Established in 2012, the Carnegie Medal honors adult titles in fiction and nonfiction with an award seal and a $5,000 cash prize. A seven-member committee of library professionals selects the winners from nominations by Booklist and the Reference and User Services Association.
The Carnegie Medal joins a host of awards for Stevenson’s account of his experiences representing death-row inmates. Among its many accolades, Just Mercy has also received the NAACP Image Award for Outstanding Literary Work in Nonfiction, and has been listed in the New York Times 100 Notable Books of 2014, Esquire’s 5 Most Important Books of 2014, and Time’s Top 10 Nonfiction Books of 2014. It has also been a finalist for the Los Angeles Book Prize and the Kirkus Prize.

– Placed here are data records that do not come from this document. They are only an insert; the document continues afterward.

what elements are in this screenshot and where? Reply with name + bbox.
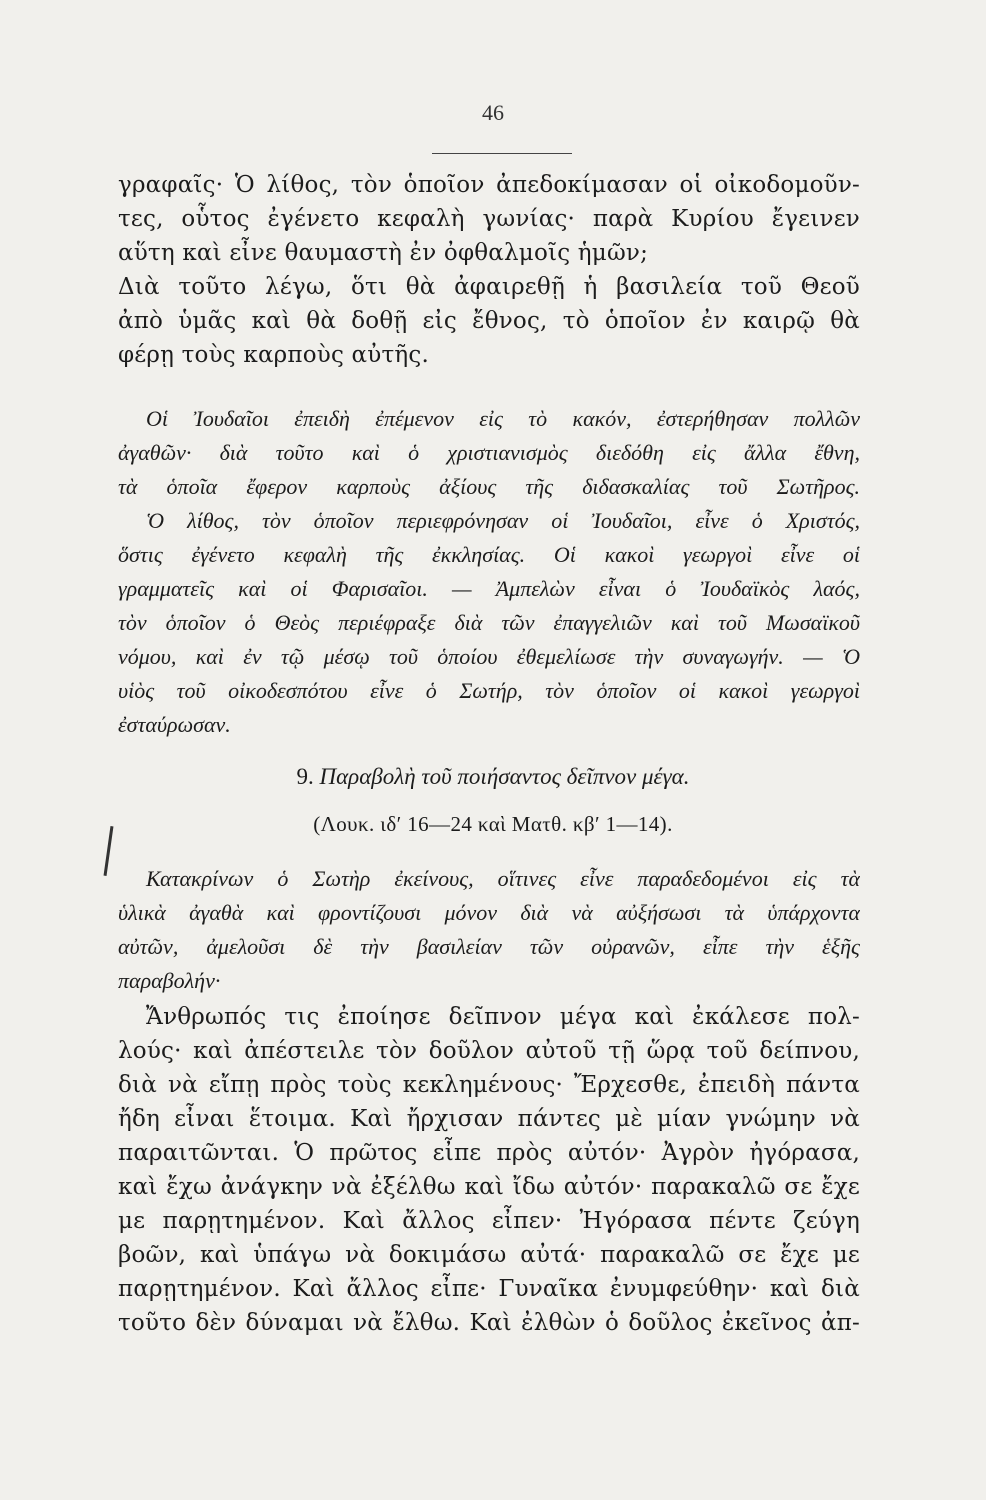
text-line: ἐσταύρωσαν.: [118, 712, 231, 737]
text-line: βοῶν, καὶ ὑπάγω νὰ δοκιμάσω αὐτά· παρακαλῶ σε ἔχε με: [118, 1242, 860, 1268]
text-line: με παρῃτημένον. Καὶ ἄλλος εἶπεν· Ἠγόρασα πέντε ζεύγη: [118, 1208, 860, 1234]
text-line: ὅστις ἐγένετο κεφαλὴ τῆς ἐκκλησίας. Οἱ κακοὶ γεωργοὶ εἶνε οἱ: [118, 542, 860, 567]
text-line: ἀπὸ ὑμᾶς καὶ θὰ δοθῇ εἰς ἔθνος, τὸ ὁποῖον ἐν καιρῷ θὰ: [118, 308, 860, 334]
paragraph-introduction: [118, 862, 860, 998]
text-line: τὸν ὁποῖον ὁ Θεὸς περιέφραξε διὰ τῶν ἐπαγγελιῶν καὶ τοῦ Μωσαϊκοῦ: [118, 610, 860, 635]
text-line: τες, οὗτος ἐγένετο κεφαλὴ γωνίας· παρὰ Κυρίου ἔγεινεν: [118, 206, 860, 232]
text-line: γραμματεῖς καὶ οἱ Φαρισαῖοι. — Ἀμπελὼν εἶναι ὁ Ἰουδαϊκὸς λαός,: [118, 576, 860, 601]
section-reference: (Λουκ. ιδʹ 16—24 καὶ Ματθ. κβʹ 1—14).: [313, 812, 673, 836]
text-line: καὶ ἔχω ἀνάγκην νὰ ἐξέλθω καὶ ἴδω αὐτόν· παρακαλῶ σε ἔχε: [118, 1174, 860, 1200]
text-line: Οἱ Ἰουδαῖοι ἐπειδὴ ἐπέμενον εἰς τὸ κακόν, ἐστερήθησαν πολλῶν: [146, 406, 860, 431]
text-line: ἀγαθῶν· διὰ τοῦτο καὶ ὁ χριστιανισμὸς διεδόθη εἰς ἄλλα ἔθνη,: [118, 440, 860, 465]
text-line: Διὰ τοῦτο λέγω, ὅτι θὰ ἀφαιρεθῇ ἡ βασιλεία τοῦ Θεοῦ: [118, 274, 860, 300]
text-line: νόμου, καὶ ἐν τῷ μέσῳ τοῦ ὁποίου ἐθεμελίωσε τὴν συναγωγήν. — Ὁ: [118, 644, 860, 669]
text-line: τὰ ὁποῖα ἔφερον καρποὺς ἀξίους τῆς διδασκαλίας τοῦ Σωτῆρος.: [118, 474, 860, 499]
text-line: παρῃτημένον. Καὶ ἄλλος εἶπε· Γυναῖκα ἐνυμφεύθην· καὶ διὰ: [118, 1276, 860, 1302]
text-line: λούς· καὶ ἀπέστειλε τὸν δοῦλον αὐτοῦ τῇ ὥρᾳ τοῦ δείπνου,: [118, 1038, 860, 1064]
page-number: 46: [482, 100, 504, 125]
text-line: παραβολήν·: [118, 968, 221, 993]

In an interview for the ALA, Stevenson acknowledged an initial hesitation about taking time away from his legal work to write Just Mercy, though he ultimately welcomed what became a “cathartic” writing process.
“I’m hoping that people will learn more about some of these challenges that we’re facing in our country, about the plight of people who’ve been thrown away and discarded and condemned,” Stevenson said. “I’m also hoping that they’ll dig a little deeper into understanding what fear and anger have done to our criminal justice system.”